Le 15 mars dernier, la grande salle de la maison des associations de Grenoble n’avait pas assez de la centaine de chaises installées. Il y avait du monde pour s’informer sur la mobilisation en cours et la manifestation programmée le 1er avril. À l’initiative du collectif STopMicro38, il est question de dénoncer l’accaparement de l’eau potable par les industriels des nouvelles technologies dans la « Silicon Valley grenobloise ».
À Crolles, à une petite vingtaine de kilomètres à l’est de Grenoble, l’usine franco-italienne STMicroelectronics, en partenariat avec la société américaine GlobalFoundries, investit 5,7 milliards d’euros pour agrandir sa fabrique de puces électroniques. Soitec, industrie voisine du même secteur, fait aussi partie du jeu. Le projet prévoit plus de 1 000 emplois. Doublant sa capacité, l’usine deviendrait « le plus important site de productions de puces français et l’un des plus importants en Europe » (1). En juillet 2022, le président Macron était venu saluer la nouvelle et affirmer le soutien financier de l’État, dans le cadre du plan Électronique 2030, dont les 5 milliards d’euros prévoient de « soutenir l’industrialisation des technologies électroniques en France ».
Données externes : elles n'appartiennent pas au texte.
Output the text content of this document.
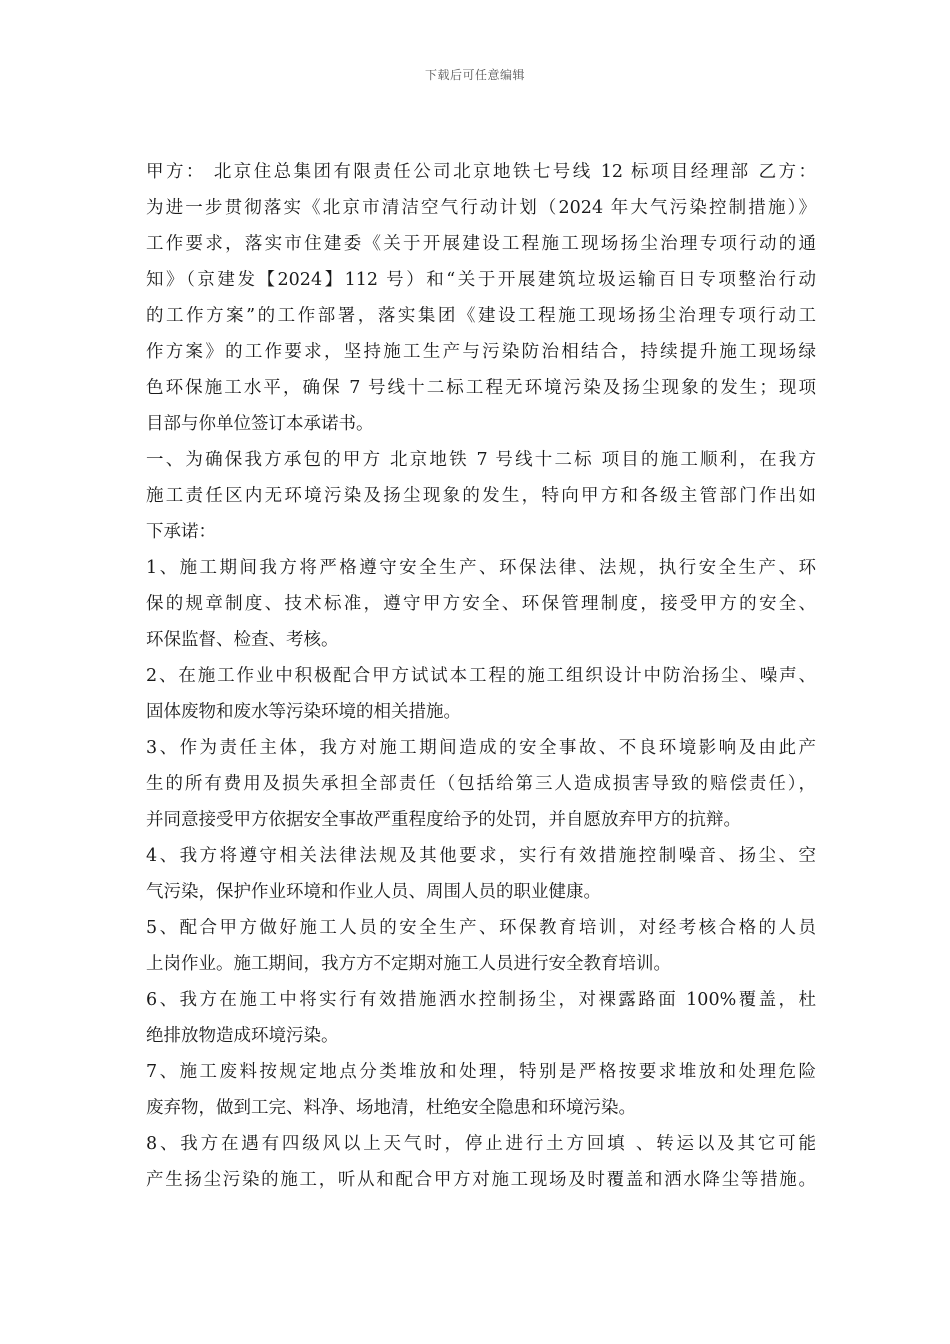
下载后可任意编辑
甲方： 北京住总集团有限责任公司北京地铁七号线 12 标项目经理部 乙方：
为进一步贯彻落实《北京市清洁空气行动计划（2024 年大气污染控制措施）》
工作要求，落实市住建委《关于开展建设工程施工现场扬尘治理专项行动的通
知》（京建发【2024】112 号）和“关于开展建筑垃圾运输百日专项整治行动
的工作方案”的工作部署，落实集团《建设工程施工现场扬尘治理专项行动工
作方案》的工作要求，坚持施工生产与污染防治相结合，持续提升施工现场绿
色环保施工水平，确保 7 号线十二标工程无环境污染及扬尘现象的发生；现项
目部与你单位签订本承诺书。
一、为确保我方承包的甲方 北京地铁 7 号线十二标 项目的施工顺利，在我方
施工责任区内无环境污染及扬尘现象的发生，特向甲方和各级主管部门作出如
下承诺：
1、施工期间我方将严格遵守安全生产、环保法律、法规，执行安全生产、环
保的规章制度、技术标准，遵守甲方安全、环保管理制度，接受甲方的安全、
环保监督、检查、考核。
2、在施工作业中积极配合甲方试试本工程的施工组织设计中防治扬尘、噪声、
固体废物和废水等污染环境的相关措施。
3、作为责任主体，我方对施工期间造成的安全事故、不良环境影响及由此产
生的所有费用及损失承担全部责任（包括给第三人造成损害导致的赔偿责任），
并同意接受甲方依据安全事故严重程度给予的处罚，并自愿放弃甲方的抗辩。
4、我方将遵守相关法律法规及其他要求，实行有效措施控制噪音、扬尘、空
气污染，保护作业环境和作业人员、周围人员的职业健康。
5、配合甲方做好施工人员的安全生产、环保教育培训，对经考核合格的人员
上岗作业。施工期间，我方方不定期对施工人员进行安全教育培训。
6、我方在施工中将实行有效措施洒水控制扬尘，对裸露路面 100%覆盖，杜
绝排放物造成环境污染。
7、施工废料按规定地点分类堆放和处理，特别是严格按要求堆放和处理危险
废弃物，做到工完、料净、场地清，杜绝安全隐患和环境污染。
8、我方在遇有四级风以上天气时，停止进行土方回填 、转运以及其它可能
产生扬尘污染的施工，听从和配合甲方对施工现场及时覆盖和洒水降尘等措施。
Il faut dire que la technologie FD-SOI développée en partenariat avec le CEA de Grenoble permettra dans les années à venir de « faire face au problème numéro un de l’électronique : l’impossibilité de réduire toujours plus la taille des transistors » (2).
336L. /seconde
Une course majeure vers l’infiniment petit qui n’est pas sans conséquences, même si le procédé fait partie de « l’électronique frugale », selon un communiqué du CEA. Rappelons l’alerte d’Olivier Véran à l’aube des mobilisations du 7 mars dernier contre la réforme des retraites : « L’absence de pluie depuis plus de trente jours en France fait peser un risque extrême sur l’état de nos réserves en eau pour cet été. » Quand il accompagnait le président sur le site de Crolles, il ne lui a néanmoins pas paru opportun d’évoquer l’état de sécheresse d’alors. Pourtant, là aussi, chaque seconde compte, surtout quand on lit qu’à l’horizon 2023-2024, ce seraient 336 litres d’eau potable par seconde qui seraient utilisés pour faire fonctionner la fabrique, entre le rinçage des plaques de silicium servant à fabriquer les composants, et la climatisation.
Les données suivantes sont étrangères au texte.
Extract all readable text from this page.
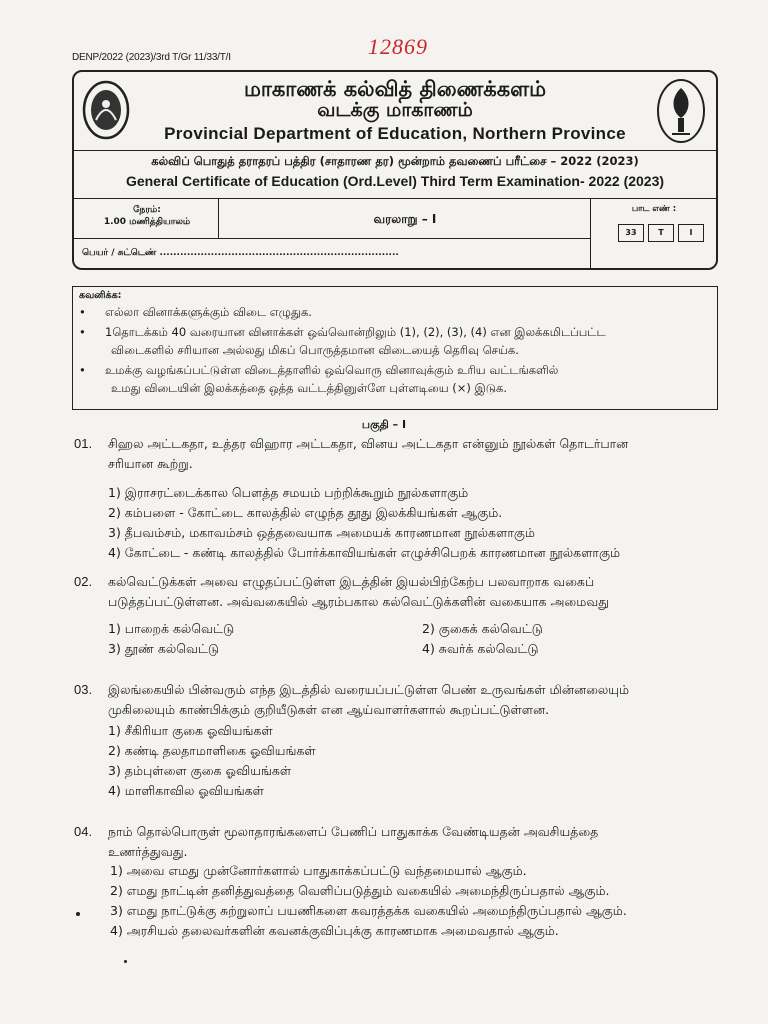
DENP/2022 (2023)/3rd T/Gr 11/33/T/I	12869
மாகாணக் கல்வித் திணைக்களம்
வடக்கு மாகாணம்
Provincial Department of Education, Northern Province
கல்விப் பொதுத் தராதரப் பத்திர (சாதாரண தர) மூன்றாம் தவணைப் பரீட்சை – 2022 (2023)
General Certificate of Education (Ord.Level) Third Term Examination- 2022 (2023)
நேரம்:
1.00 மணித்தியாலம்	வரலாறு – I
பாட எண் :
33	T	I
பெயர் / சுட்டெண் ......................................................................
கவனிக்க:
• எல்லா வினாக்களுக்கும் விடை எழுதுக.
• 1தொடக்கம் 40 வரையான வினாக்கள் ஒவ்வொன்றிலும் (1), (2), (3), (4) என இலக்கமிடப்பட்ட
விடைகளில் சரியான அல்லது மிகப் பொருத்தமான விடையைத் தெரிவு செய்க.
• உமக்கு வழங்கப்பட்டுள்ள விடைத்தாளில் ஒவ்வொரு வினாவுக்கும் உரிய வட்டங்களில்
உமது விடையின் இலக்கத்தை ஒத்த வட்டத்தினுள்ளே புள்ளடியை (×) இடுக.
பகுதி – I
01. சிஹல அட்டகதா, உத்தர விஹார அட்டகதா, வினய அட்டகதா என்னும் நூல்கள் தொடர்பான
சரியான கூற்று.
1) இராசரட்டைக்கால பௌத்த சமயம் பற்றிக்கூறும் நூல்களாகும்
2) கம்பளை - கோட்டை காலத்தில் எழுந்த தூது இலக்கியங்கள் ஆகும்.
3) தீபவம்சம், மகாவம்சம் ஒத்தவையாக அமையக் காரணமான நூல்களாகும்
4) கோட்டை - கண்டி காலத்தில் போர்க்காவியங்கள் எழுச்சிபெறக் காரணமான நூல்களாகும்
02. கல்வெட்டுக்கள் அவை எழுதப்பட்டுள்ள இடத்தின் இயல்பிற்கேற்ப பலவாறாக வகைப்
படுத்தப்பட்டுள்ளன. அவ்வகையில் ஆரம்பகால கல்வெட்டுக்களின் வகையாக அமைவது
1) பாறைக் கல்வெட்டு	2) குகைக் கல்வெட்டு
3) தூண் கல்வெட்டு	4) சுவர்க் கல்வெட்டு
03. இலங்கையில் பின்வரும் எந்த இடத்தில் வரையப்பட்டுள்ள பெண் உருவங்கள் மின்னலையும்
முகிலையும் காண்பிக்கும் குறியீடுகள் என ஆய்வாளர்களால் கூறப்பட்டுள்ளன.
1) சீகிரியா குகை ஓவியங்கள்
2) கண்டி தலதாமாளிகை ஓவியங்கள்
3) தம்புள்ளை குகை ஓவியங்கள்
4) மாளிகாவில ஓவியங்கள்
04. நாம் தொல்பொருள் மூலாதாரங்களைப் பேணிப் பாதுகாக்க வேண்டியதன் அவசியத்தை
உணர்த்துவது.
1) அவை எமது முன்னோர்களால் பாதுகாக்கப்பட்டு வந்தமையால் ஆகும்.
2) எமது நாட்டின் தனித்துவத்தை வெளிப்படுத்தும் வகையில் அமைந்திருப்பதால் ஆகும்.
3) எமது நாட்டுக்கு சுற்றுலாப் பயணிகளை கவரத்தக்க வகையில் அமைந்திருப்பதால் ஆகும்.
4) அரசியல் தலைவர்களின் கவனக்குவிப்புக்கு காரணமாக அமைவதால் ஆகும்.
336L/seconde, comme l’ont converti certain·es, c’est l’équivalent de 12 piscines olympiques par jour, ou encore 16 méga-bassines comme celles de Sainte-Soline, par an. Mais STMicro travaille pour la bonne cause : « La vie augmentée » (« life augmented », dit son slogan). Les opposant·es, pour simplement vivre, préfèrent : « De l’eau, pas des puces » !
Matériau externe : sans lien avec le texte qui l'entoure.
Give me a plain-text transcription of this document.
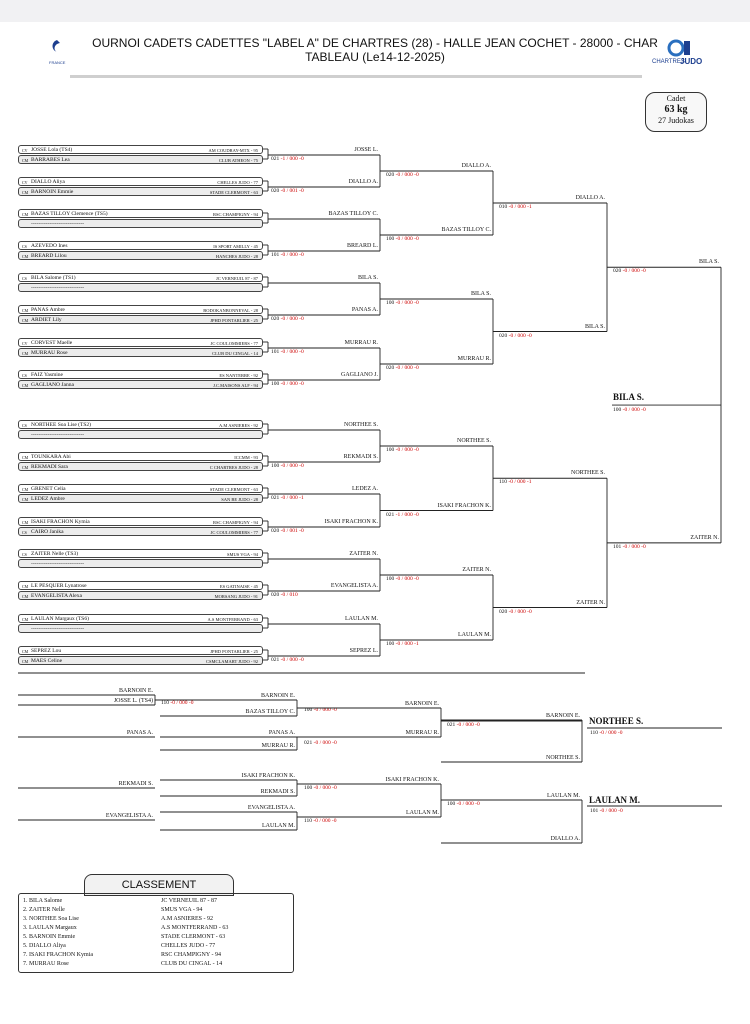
FRANCE	CHARTRES
JUDO
OURNOI CADETS CADETTES "LABEL A" DE CHARTRES (28) - HALLE JEAN COCHET - 28000 - CHAR
TABLEAU (Le14-12-2025)
Cadet
63 kg
27 Judokas
CV JOSSE Lola (TS4)	AM COUDRAY-MTX - 95
CM BARRABES Lea	CLUB ATHEON - 75
JOSSE L.
021 -1 / 000 -0
CV DIALLO Aliya	CHELLES JUDO - 77
CM BARNOIN Emmie	STADE CLERMONT - 63
DIALLO A.
020 -0 / 001 -0
CM BAZAS TILLOY Clemence (TS5)	RSC CHAMPIGNY - 94
-----------------------------
BAZAS TILLOY C.
CS AZEVEDO Ines	IS SPORT AMILLY - 45
CM BREARD Lilou	HANCHES JUDO - 28
BREARD L.
101 -0 / 000 -0
CS BILA Salome (TS1)	JC VERNEUIL 87 - 87
-----------------------------
BILA S.
CM PANAS Ambre	BODOKANBONNEVAL - 28
CM ARDIET Lily	JPHD PONTARLIER - 25
PANAS A.
020 -0 / 000 -0
CV CORVEST Maelle	JC COULOMMIERS - 77
CM MURRAU Rose	CLUB DU CINGAL - 14
MURRAU R.
101 -0 / 000 -0
CS FAIZ Yasmine	ES NANTERRE - 92
CM GAGLIANO Janna	J.C.MAISONS ALF - 94
GAGLIANO J.
100 -0 / 000 -0
CS NORTHEE Soa Lise (TS2)	A.M ASNIERES - 92
-----------------------------
NORTHEE S.
CM TOUNKARA Abi	ICCMM - 93
CM REKMADI Sara	C CHARTRES JUDO - 28
REKMADI S.
100 -0 / 000 -0
CM GRENET Celia	STADE CLERMONT - 63
CM LEDEZ Ambre	SAN BE JUDO - 28
LEDEZ A.
021 -0 / 000 -1
CM ISAKI FRACHON Kymia	RSC CHAMPIGNY - 94
CS CAIRO Janika	JC COULOMMIERS - 77
ISAKI FRACHON K.
020 -0 / 001 -0
CS ZAITER Nelle (TS3)	SMUS VGA - 94
-----------------------------
ZAITER N.
CM LE PESQUER Lynatrose	ES GATINAISE - 45
CM EVANGELISTA Alexa	MORSANG JUDO - 91
EVANGELISTA A.
020 -0 / 010
CM LAULAN Margaux (TS6)	A.S MONTFERRAND - 63
-----------------------------
LAULAN M.
CM SEPREZ Lou	JPHD PONTARLIER - 25
CM MAES Celine	CSMCLAMART JUDO - 92
SEPREZ L.
021 -0 / 000 -0
DIALLO A.
020 -0 / 000 -0
BAZAS TILLOY C.
100 -0 / 000 -0
BILA S.
100 -0 / 000 -0
MURRAU R.
020 -0 / 000 -0
NORTHEE S.
100 -0 / 000 -0
ISAKI FRACHON K.
021 -1 / 000 -0
ZAITER N.
100 -0 / 000 -0
LAULAN M.
100 -0 / 000 -1
DIALLO A.
010 -0 / 000 -1
BILA S.
020 -0 / 000 -0
NORTHEE S.
110 -0 / 000 -1
ZAITER N.
020 -0 / 000 -0
BILA S.
020 -0 / 000 -0
ZAITER N.
101 -0 / 000 -0
BILA S.
100 -0 / 000 -0
BARNOIN E.
JOSSE L. (TS4)
BARNOIN E.
110 -0 / 000 -0
BAZAS TILLOY C.
BARNOIN E.
100 -0 / 000 -0
PANAS A.	PANAS A.
MURRAU R.
MURRAU R.
021 -0 / 000 -0
021 -0 / 000 -0
BARNOIN E.
NORTHEE S.
NORTHEE S.
110 -0 / 000 -0
REKMADI S.
ISAKI FRACHON K.
REKMADI S.
ISAKI FRACHON K.
100 -0 / 000 -0
EVANGELISTA A.
EVANGELISTA A.
LAULAN M.
LAULAN M.
110 -0 / 000 -0
LAULAN M.
100 -0 / 000 -0
DIALLO A.
LAULAN M.
101 -0 / 000 -0
CLASSEMENT
1. BILA Salome	JC VERNEUIL 87 - 87
2. ZAITER Nelle	SMUS VGA - 94
3. NORTHEE Soa Lise	A.M ASNIERES - 92
3. LAULAN Margaux	A.S MONTFERRAND - 63
5. BARNOIN Emmie	STADE CLERMONT - 63
5. DIALLO Aliya	CHELLES JUDO - 77
7. ISAKI FRACHON Kymia	RSC CHAMPIGNY - 94
7. MURRAU Rose	CLUB DU CINGAL - 14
Le Postillon, journal satirique local, propose dans ses trois derniers numéros une enquête approfondie et des articles étayés sur cette affaire, entre le fonctionnement de STMicro, le réseau d’eau de la vallée, les positions des élus, les conflits générés par l’agrandissement de l’industrie.
L’usine pompe l’eau sur le réseau public. Face à sa demande colossale pour les années à venir, les élus locaux imaginent des solutions d’urgence. François Bernigaud, vice-président eau et assainissement de la communauté de communes du Grésivaudan, répondait au Postillon à l’automne 2022 : « Le développement des industriels nous impose de résoudre les problèmes d’alimentation en eau, mais aussi de logement, d’alimentation et de mobilité. Après l’été qu’on vient de passer, c’est vrai que je suis globalement inquiet sur notre capacité à fournir de la bonne eau aux industriels, aux agriculteurs et aux habitants partout sur le territoire. » (3)
Des restrictions pour les riverains et autres travailleurs voisins, mais par pour l’usine. Et en arrière-plan de l’affaire, un raz-de-marée polluant qui s’annonce. Car selon les recherches du Postillon, « de récentes actualités laissent craindre que [les rejets de l’usine dans l’Isère] n’aillent encore plus polluer les nappes phréatiques du coin ». (4)
Lucie Aubin
1 Lessor38.fr, STMicroélectronics : 5,7 Md€ pour construire une nouvelle usine à Crolles, 11 juillet 2022.
2 Les Échos,FD-SOI : la technologie française qui révolutionne l’électronique mondiale, 16 juin 2017.
3 Le Postillon, Les élus prêts à nous assécher, n° 66, automne 2022.
4 Le Postillon n° 68, printemps 2023.
Une manifestation est prévue samedi 1er avril, organisée par le collectif STopMicro38.